How To Support Large Scratchpad Memories

It is common for accelerators to have dedicated (e.g. on-chip/on-package) memory that is usually much faster to access than DDR (system RAM) as well as much smaller in size. This kind of memory is then used as a ‘scratchpad’ where chunks or tiles of input data are streamed to this memory from DDR, potentially modified by accelerator cores and streamed back to DDR. This differs from approaches where accelerator cores read from and write to DDR directly, which would likely be much slower due to DDR latency.

While dedicated accelerator memory comes in many configurations and serves different purposes, in this section we focus on two different use cases: dedicated global memory and dedicated shared memory.

Dedicated Global Memory

With the first kind, kernels can use global buffers in just the same way as if they were stored in DDR, with no or minimal changes to the kernel source. Performance is improved not only due to smaller latencies but also by avoiding having to transfer data between the CPU and the accelerator or perform cache management operations between kernel invocations. Managing this kind of memory is done on the host side, by passing a special flag when creating buffers at the SYCL level or using a hardware-specific entry point at the OpenCL level.

For this use case, the memory needs to have certain characteristics. It needs to be accessible to all execution units in the same way (i.e. cores do not have their own ‘private’ chunk of this memory) and persist across kernel invocations. The memory does not need to be mapped in the CPU’s address space but there needs to be a mechanism such as DMA to transfer data from and to global (DDR) memory. It would be desirable for memory transfers to happen concurrently with kernel execution to allow double-buffering. The accelerator ISA would also provide load and store instructions that can handle both DDR and scratchpad memory addresses.

Dedicated Shared Memory

With the second kind, memory is mapped to execution units in such a way that not all units can access all of the memory. For example, units (cores) might be grouped into clusters, each of which has its own slice of memory that is not accessible to other clusters. Each core in the cluster then ‘shares’ the memory, hence the name. This kind of memory resembles OpenCL and SYCL local memory, however it might not completely align with that model. There might be multiple clusters in a work-group (i.e. the memory might not be visible to the entire work-group), and there might also be ways to trigger (DMA) transfers between shared memory and DDR from kernels. By letting the accelerator manage the memory transfers using in-kernel DMA transfers, performance is improved by avoiding synchronization between CPU and accelerator.

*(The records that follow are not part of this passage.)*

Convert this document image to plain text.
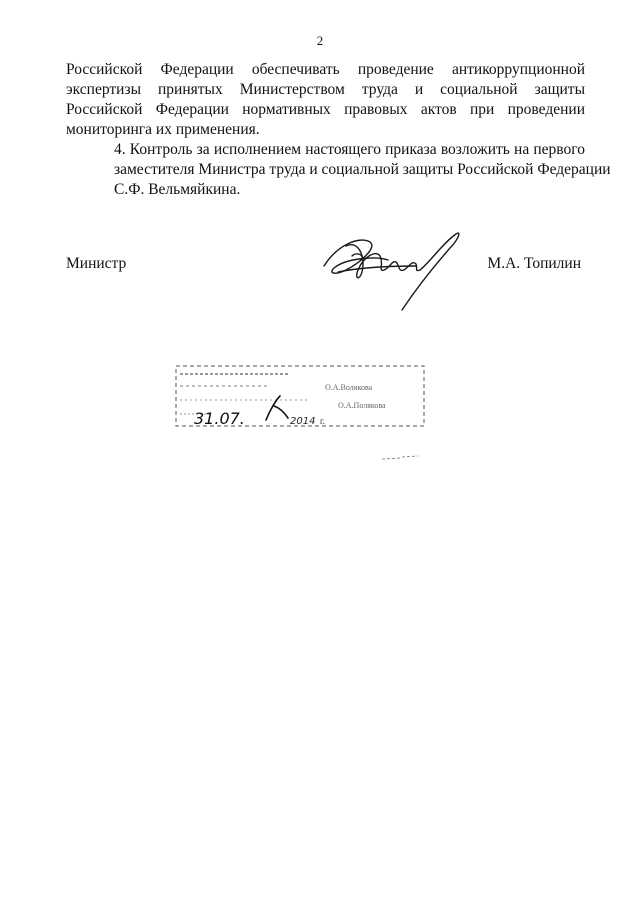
2

Российской Федерации обеспечивать проведение антикоррупционной
экспертизы принятых Министерством труда и социальной защиты
Российской Федерации нормативных правовых актов при проведении
мониторинга их применения.

4. Контроль за исполнением настоящего приказа возложить на первого
заместителя Министра труда и социальной защиты Российской Федерации
С.Ф. Вельмяйкина.

Министр	М.А. Топилин
О.А.Волякова
О.А.Полякова
31.07.	2014 г.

For this use case requirements are not as strict and variations between different hardware architectures are expected to be much greater than for the ‘dedicated global’ memory use case. This might take the form of OpenCL/SYCL local memory with added in-kernel DMA builtin functions, a new memory address space or even memory that is generally sliced by execution cluster and accessed directly by cores in the cluster but with special DMA operations that allow transfers between clusters. In general, the expectation is that this kind of memory behaves in a more special way from the user’s perspective compared to the first use case.

Implementation Notes

With both approaches it might not be possible to expose scratchpad memory using existing concepts in the OpenCL/SYCL memory model, and it may be necessary to tag in-kernel pointers in such a way that they are separate from global and local pointers. This might be due to a standard address space being backed by different kinds of memory (e.g. DDR or scratchpad in the dedicated global memory use case) and wanting to expose hardware-specific features that can only be used with scratchpad memory. In this case a new (custom) address space needs to be implemented in the compiler front-end (e.g. by adding a new language keyword to extend the OpenCL C language) as well as other parts of the compiler. Special handling of kernel arguments with this new address space may be needed in the runtime (ComputeMux target). See Address Spaces for more details on how address spaces are handled in the compiler.

While it might be easier for the user if dedicated memories are exposed using standard compute concepts that fit the OpenCL/SYCL model, hardware idiosyncrasies and features sometimes require a proprietary extension to the standard in order to fully take advantage of these hardware-specific features. With the oneAPI Construction Kit this involves creating a new OpenCL extension, which could introduce new entry point functions to the OpenCL host as well as new builtin functions that can be called by OpenCL C kernels. Exposing hardware-specific functionality through builtin functions is described more in detail in the Mapping Algorithms To Vector Hardware section.